Prince Albert was the disciplinarian father who tied the straps on his eldest son’s moral straitjacket so tight that when they broke, the resulting sense of liberation sent him philandering across the whole of Europe (and especially France). It was Albert who tried to create an angelic Prince Albert Edward and spawned Dirty Bertie.
And the breaking point came during a royal family visit to Napoléon III’s court in Paris in 1855.
III
Being both a snob and a monarchist (theoretically the two can be separable), Victoria’s initial reaction to Napoléon III was unfavourable to say the least. For a start, he was the nephew of England’s arch-enemy, Bonaparte. Furthermore, he had originally been elected President of France after the expulsion of King Louis-Philippe in 1848,3 and had then staged a coup d’état and declared himself Emperor Napoléon III on 2 December 1851, the forty-seventh anniversary of Bonaparte’s own investiture.
In Victoria’s eyes, whether Napoléon III was an emperor or merely a president, he had originally come to power by removing a king, and was therefore a danger to Europe’s (and Victoria’s own) stability.
Victoria would also have known about Napoléon III’s decidedly racy past. His mother, Hortense de Beauharnais, was the daughter of Napoléon Bonaparte’s first wife, Joséphine. His father Louis was a younger brother of Bonaparte – legally, at least. When the child was born in 1808, Louis suspected Hortense of having been unfaithful, and only acknowledged paternity after pressure from big brother.
From the age of seven, the violent tides of early nineteenth-century French politics swept the future Napoléon III into exile in various countries, including two years, from 1846 to 1848, in London. It was here that he learnt conver
sational English while living in sin with a young actress called Harriet Howard, who had climbed England’s social scale in the classic fashion, by running away from home at the age of fifteen, taking a wealthy lover, bearing him a child and then inheriting his fortune. When King Louis-Philippe fled France in 1848 and the future Napoléon III crossed the Channel in the other direction, it was largely Harriet Howard’s money that financed her lover’s presidential campaign and subsequent coup d’état. She moved to Paris and remained Napoléon III’s mistress until he found a suitable wife, leaving him with a lasting sense of gratitude and affection for all things English.
Sadly for him, the feeling wasn’t mutual. When he came to power thirty-six years after Waterloo, Anglo-French enmity was alive and well and living in Britain. In August 1853, Victoria took eleven-year-old Bertie on an outing to the Solent for the Royal Naval Review, a show of strength that was specifically designed to remind Napoléon III of Trafalgar and the dangers of provoking his neighbours. It was the first event of its kind since 1814, the year before Waterloo, and the lead ship in the British fleet was a brand-new 131-gun warship, the Duke of Wellington, which had been hastily renamed after the death of the national hero who ended Napoléon Bonaparte’s career. Even the old Victory, Nelson’s flagship at Trafalgar, was present at the 1853 Review to give a salute to its young successors. Perhaps the only false note in this display of naval might was that Victoria and the royal family watched the proceedings from a yacht called Fairy.

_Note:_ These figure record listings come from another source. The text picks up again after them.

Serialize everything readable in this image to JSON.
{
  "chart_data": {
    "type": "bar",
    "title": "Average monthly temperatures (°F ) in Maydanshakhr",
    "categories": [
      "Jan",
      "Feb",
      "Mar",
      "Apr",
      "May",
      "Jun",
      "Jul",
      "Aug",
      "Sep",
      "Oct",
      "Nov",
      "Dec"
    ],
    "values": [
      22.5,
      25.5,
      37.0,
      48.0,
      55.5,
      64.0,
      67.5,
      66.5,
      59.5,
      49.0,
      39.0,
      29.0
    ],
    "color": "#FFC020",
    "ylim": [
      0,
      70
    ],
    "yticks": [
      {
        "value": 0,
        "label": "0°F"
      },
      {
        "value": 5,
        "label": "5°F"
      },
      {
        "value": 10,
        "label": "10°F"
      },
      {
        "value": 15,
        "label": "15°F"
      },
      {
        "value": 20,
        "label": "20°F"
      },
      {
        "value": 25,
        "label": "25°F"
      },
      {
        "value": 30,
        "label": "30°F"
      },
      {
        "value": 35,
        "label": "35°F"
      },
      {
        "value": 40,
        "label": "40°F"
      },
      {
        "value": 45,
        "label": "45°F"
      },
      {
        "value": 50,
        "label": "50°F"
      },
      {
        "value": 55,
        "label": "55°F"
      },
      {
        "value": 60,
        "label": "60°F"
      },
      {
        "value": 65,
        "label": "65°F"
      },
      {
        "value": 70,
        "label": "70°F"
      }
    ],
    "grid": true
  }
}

The Brits weren’t the only people trying to put France’s new emperor in his place. The French upper classes were also being decidedly unwelcoming. The ‘real’ aristocracy – those whose family had been ennobled by a king rather than an emperor – saw Napoléon III and his Spanish wife, the Empress Eugénie, as parvenus. Meanwhile, other branches of the Bonaparte family were jealous of their cousin, and refused to join his court.